= Chief procurement officer =

Highest level executive in charge of acquiring goods and services at a company

A chief procurement officer (CPO) undertakes an executive role within an enterprise, focusing on sourcing, procurement, and supply management.

Typically, a CPO is responsible for the management, administration, and supervision of the company's acquisition programs. They may be in charge of the contracting services and may manage the purchase of supplies, equipment, and materials. It is often his or her responsibility to source goods and services and to negotiate prices and contracts. Many CPOs report to a director or directly to the chief executive officer (CEO) of their company. In some organisations the role is named chief acquisition officer, e.g. in the United States Departments of Agriculture and of Labor.

==Focus of interest==
A chief procurement officer and their department will often be responsible for:
- ensuring that goods and services are promptly delivered
- making sure that vendors are paid in a timely manner
- supplier relationship management.

Some CPOs are in charge of locating sources for supplies and services, and maintaining relations with suppliers and vendors. They usually negotiate with vendors to get the best prices and deals, utilizing the power of purchase and the economies of scale. Often they set up contracts between vendors and the company.

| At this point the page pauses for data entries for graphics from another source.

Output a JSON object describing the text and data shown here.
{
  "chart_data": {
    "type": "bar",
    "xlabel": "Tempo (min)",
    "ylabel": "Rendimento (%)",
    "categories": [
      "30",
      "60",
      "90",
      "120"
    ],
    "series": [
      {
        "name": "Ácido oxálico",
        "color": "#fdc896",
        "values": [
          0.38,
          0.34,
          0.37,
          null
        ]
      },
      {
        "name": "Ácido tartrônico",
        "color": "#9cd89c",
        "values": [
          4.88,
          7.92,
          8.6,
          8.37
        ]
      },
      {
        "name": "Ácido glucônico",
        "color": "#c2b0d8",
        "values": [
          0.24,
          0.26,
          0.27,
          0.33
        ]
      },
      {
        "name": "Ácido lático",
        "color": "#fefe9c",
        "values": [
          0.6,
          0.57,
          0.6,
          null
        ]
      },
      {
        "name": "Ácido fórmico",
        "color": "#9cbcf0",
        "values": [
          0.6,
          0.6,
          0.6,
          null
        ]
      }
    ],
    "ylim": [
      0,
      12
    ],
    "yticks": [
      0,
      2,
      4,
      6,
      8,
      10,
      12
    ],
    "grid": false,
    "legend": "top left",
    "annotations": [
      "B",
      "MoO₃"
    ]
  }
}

Aside from sourcing and negotiating prices and contracts, the CPO's staff usually work with a business's accounts payable function to ensure that vendors are paid on schedule. In addition, they usually keep inventory levels current and take responsibility for forecasting the future supply needs of the company.

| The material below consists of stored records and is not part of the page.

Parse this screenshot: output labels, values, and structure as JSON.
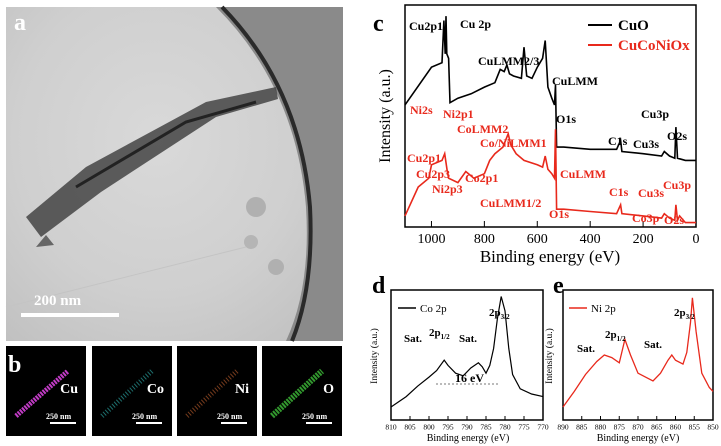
{
  "panel_a": {
    "letter": "a",
    "scale_bar": "200 nm"
  },
  "panel_b": {
    "letter": "b",
    "maps": [
      {
        "element": "Cu",
        "scale": "250 nm",
        "color": "#c23cc6"
      },
      {
        "element": "Co",
        "scale": "250 nm",
        "color": "#2a9d9b"
      },
      {
        "element": "Ni",
        "scale": "250 nm",
        "color": "#a8552a"
      },
      {
        "element": "O",
        "scale": "250 nm",
        "color": "#3fbf3a"
      }
    ]
  },
  "panel_c": {
    "letter": "c",
    "legend": [
      {
        "name": "CuO",
        "color": "#000000"
      },
      {
        "name": "CuCoNiOx",
        "color": "#e8291c"
      }
    ],
    "ylabel": "Intensity (a.u.)",
    "xlabel": "Binding energy (eV)",
    "ticks": [
      "1000",
      "800",
      "600",
      "400",
      "200",
      "0"
    ],
    "labels_cuo": [
      "Cu2p1",
      "Cu 2p",
      "CuLMM2/3",
      "CuLMM",
      "O1s",
      "C1s",
      "Cu3s",
      "Cu3p",
      "O2s"
    ],
    "labels_mix": [
      "Ni2s",
      "Ni2p1",
      "CoLMM2",
      "Co/NiLMM1",
      "Cu2p1",
      "Cu2p3",
      "Ni2p3",
      "Co2p1",
      "CuLMM1/2",
      "CuLMM",
      "O1s",
      "C1s",
      "Cu3s",
      "Cu3p",
      "Co3p",
      "O2s"
    ]
  },
  "panel_d": {
    "letter": "d",
    "legend": "Co 2p",
    "ylabel": "Intensity (a.u.)",
    "xlabel": "Binding energy (eV)",
    "ticks": [
      "810",
      "805",
      "800",
      "795",
      "790",
      "785",
      "780",
      "775",
      "770"
    ],
    "annotations": {
      "sat1": "Sat.",
      "p12": "2p",
      "p12_sub": "1/2",
      "sat2": "Sat.",
      "p32": "2p",
      "p32_sub": "3/2",
      "split": "16 eV"
    }
  },
  "panel_e": {
    "letter": "e",
    "legend": "Ni 2p",
    "ylabel": "Intensity (a.u.)",
    "xlabel": "Binding energy (eV)",
    "ticks": [
      "890",
      "885",
      "880",
      "875",
      "870",
      "865",
      "860",
      "855",
      "850"
    ],
    "annotations": {
      "sat1": "Sat.",
      "p12": "2p",
      "p12_sub": "1/2",
      "sat2": "Sat.",
      "p32": "2p",
      "p32_sub": "3/2"
    }
  },
  "chart_data": [
    {
      "type": "line",
      "title": "",
      "xlabel": "Binding energy (eV)",
      "ylabel": "Intensity (a.u.)",
      "xlim": [
        1100,
        0
      ],
      "x_reversed": true,
      "grid": false,
      "legend_position": "top-right",
      "series": [
        {
          "name": "CuO",
          "x": [
            1100,
            1000,
            960,
            953,
            948,
            945,
            942,
            935,
            930,
            900,
            850,
            800,
            760,
            740,
            725,
            715,
            705,
            690,
            660,
            650,
            640,
            620,
            600,
            580,
            570,
            560,
            545,
            535,
            531,
            527,
            500,
            400,
            300,
            285,
            280,
            200,
            130,
            120,
            100,
            80,
            76,
            70,
            40,
            0
          ],
          "y": [
            0.55,
            0.72,
            0.74,
            0.93,
            0.78,
            0.95,
            0.78,
            0.76,
            0.56,
            0.58,
            0.6,
            0.63,
            0.65,
            0.71,
            0.7,
            0.73,
            0.69,
            0.68,
            0.67,
            0.81,
            0.68,
            0.67,
            0.72,
            0.76,
            0.84,
            0.63,
            0.58,
            0.55,
            0.64,
            0.36,
            0.36,
            0.35,
            0.35,
            0.39,
            0.34,
            0.33,
            0.32,
            0.34,
            0.32,
            0.31,
            0.45,
            0.31,
            0.3,
            0.3
          ]
        },
        {
          "name": "CuCoNiOx",
          "x": [
            1100,
            1050,
            1010,
            1000,
            960,
            950,
            940,
            935,
            900,
            870,
            860,
            840,
            800,
            780,
            760,
            730,
            710,
            700,
            680,
            650,
            600,
            580,
            570,
            560,
            545,
            535,
            531,
            527,
            500,
            400,
            300,
            285,
            280,
            200,
            130,
            120,
            100,
            80,
            76,
            70,
            62,
            40,
            0
          ],
          "y": [
            0.05,
            0.18,
            0.22,
            0.28,
            0.3,
            0.33,
            0.25,
            0.22,
            0.2,
            0.25,
            0.24,
            0.22,
            0.24,
            0.3,
            0.33,
            0.36,
            0.42,
            0.37,
            0.33,
            0.3,
            0.28,
            0.27,
            0.32,
            0.26,
            0.24,
            0.22,
            0.44,
            0.08,
            0.08,
            0.07,
            0.06,
            0.1,
            0.06,
            0.05,
            0.04,
            0.06,
            0.04,
            0.03,
            0.1,
            0.03,
            0.05,
            0.02,
            0.02
          ]
        }
      ]
    },
    {
      "type": "line",
      "title": "",
      "xlabel": "Binding energy (eV)",
      "ylabel": "Intensity (a.u.)",
      "xlim": [
        810,
        770
      ],
      "x_reversed": true,
      "grid": false,
      "legend_position": "top-left",
      "series": [
        {
          "name": "Co 2p",
          "x": [
            810,
            806,
            803,
            800,
            798,
            796,
            795,
            793,
            791,
            789,
            787,
            786,
            785,
            784,
            783,
            782,
            781,
            780,
            779,
            778,
            776,
            773,
            770
          ],
          "y": [
            0.1,
            0.18,
            0.26,
            0.33,
            0.38,
            0.46,
            0.42,
            0.36,
            0.34,
            0.4,
            0.44,
            0.41,
            0.36,
            0.42,
            0.55,
            0.78,
            0.95,
            0.84,
            0.55,
            0.35,
            0.24,
            0.2,
            0.18
          ]
        }
      ]
    },
    {
      "type": "line",
      "title": "",
      "xlabel": "Binding energy (eV)",
      "ylabel": "Intensity (a.u.)",
      "xlim": [
        890,
        850
      ],
      "x_reversed": true,
      "grid": false,
      "legend_position": "top-left",
      "series": [
        {
          "name": "Ni 2p",
          "x": [
            890,
            887,
            884,
            881,
            879,
            877,
            875,
            873.5,
            872,
            870,
            868,
            866,
            864,
            862,
            861,
            860,
            858,
            857,
            856,
            855.5,
            854.5,
            853,
            851,
            850
          ],
          "y": [
            0.1,
            0.22,
            0.35,
            0.45,
            0.5,
            0.48,
            0.44,
            0.62,
            0.5,
            0.36,
            0.33,
            0.3,
            0.36,
            0.46,
            0.5,
            0.46,
            0.43,
            0.52,
            0.75,
            0.94,
            0.68,
            0.36,
            0.25,
            0.22
          ]
        }
      ]
    }
  ]
}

Many industries employ procurement officers, from small companies to global organizations. In a small company, the procurement officer may work singly, but often there is a team that executes the purchasing for an organization. A chief procurement officer working for a multinational corporation might manage a globally-dispersed team.

Whether at a small company or a large one, the chief procurement officer usually provides overall leadership to the purchasing team and ensures that procurement policies and procedures are followed. Typically, they also are constantly in search of better quality products and better prices. In a lot of companies, all procurement decisions ultimately end up at the desk of the CPO.

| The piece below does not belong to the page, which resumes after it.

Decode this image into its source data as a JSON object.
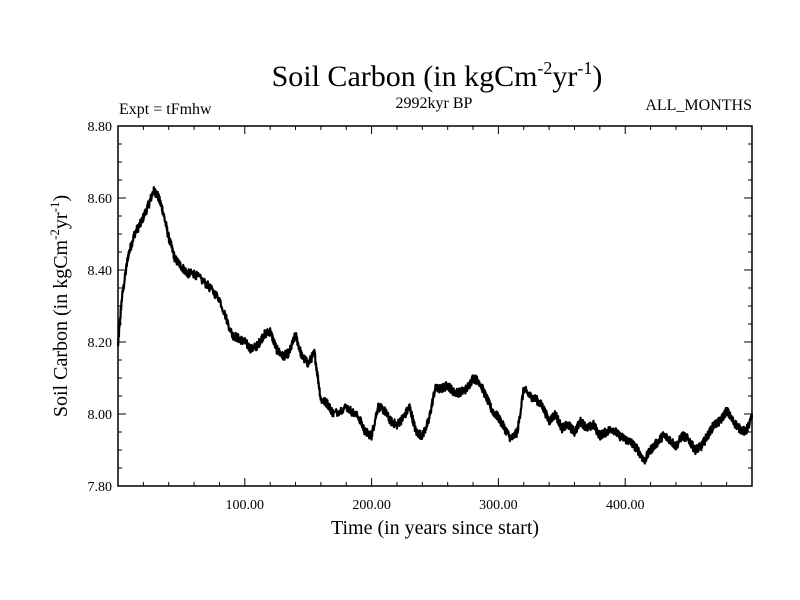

The position of the chief procurement officer is believed by many to have taken on increased significance in corporations, and the role is thought to have grown more strategic in recent years. Globalization, compliance pressures, supply market risk, and procurement automation have simultaneously elevated the visibility of the procurement discipline within companies and increased supply management challenges. In response, procurement executives have established agendas for organizational transformation. These plans incorporate activities to bring more spending under management, enhance the procurement organization's skills and visibility, and increase both internal and external collaboration. Such pressures have also triggered a trend toward centralization of the procurement function for the purposes of standardization and leverage. Willem Uijen, CPO of Unilever, describes the procurement organization which he leads as "purpose-led, value-driven and future-fit organisation", Marco Gonçalves, CPO of Nestlé, has emphasised the role which procurement plays in making his company a "sustainable business".

Exceptional interpersonal and negotiation skills generally are required of successful chief procurement officers. Excellent oral and written communication skills may also be necessary. Fluency in additional languages also can be considered an asset, since vendors may be situated in other parts of the world.

==Research==
A new Supply Management report published in July 2011 says that "76 percent of chief procurement officers (CPOs) feel the skills of their purchasing staff either 'need improvement' (65 percent) or display a 'significant gap' (11 percent), according to research from Ardent Partners. This survey of nearly 250 CPOs around the world includes a procurement competency matrix, which considered the higher-level skills a purchasing department should have. Contract management, category management, data analysis and presentation expertise were rated as average by CPOs, with no competencies achieving a good or excellent rating. The report said there was a 'picture of a very middle-of-the-road set of skills residing within the typical procurement department'. It also added: 'For the average department, opportunities for improvement abound'.

Many CPOs recognise the importance of collaborating with their organisation's chief financial officer (CFO) and that an operating environment that values cash, profit margins, and risk mitigation is one that plays to the primary skills and capabilities of a procurement organization. Some CFOs have become increasingly involved (directly via oversight or indirectly through improved collaboration) with the procurement function according to a 2011 research report which looked at the CFO's relationship with the procurement function and the Chief Procurement Officer. Andrew Bartolini has reviewed the history of this relationship, which from the 1990's was a "rocky" one, where the CFO worked at the highest levels of seniority within a business and the CPO occupied a middle-ranking position, to greater recognition of the role of the CPO and the contribution of the procurement function, trigged in particular by the Great Recession and the COVID-19 pandemic. Since 2020, Bartolini says that more open communication has been observed, with transparency and "active, formal and constant collaboration" becoming embedded in the relationship.

Cloud eProcurement and spend management company Wax Digital surveyed over 100 CPOs in 2013. The survey found that:
- The average career length to date of a CPO was 22 years
- The average age of a CPO was 46
- The youngest CPO in their survey was aged 35
- 79% were male and 21% were female
- 45% were graduates and 14% had an MBA qualification.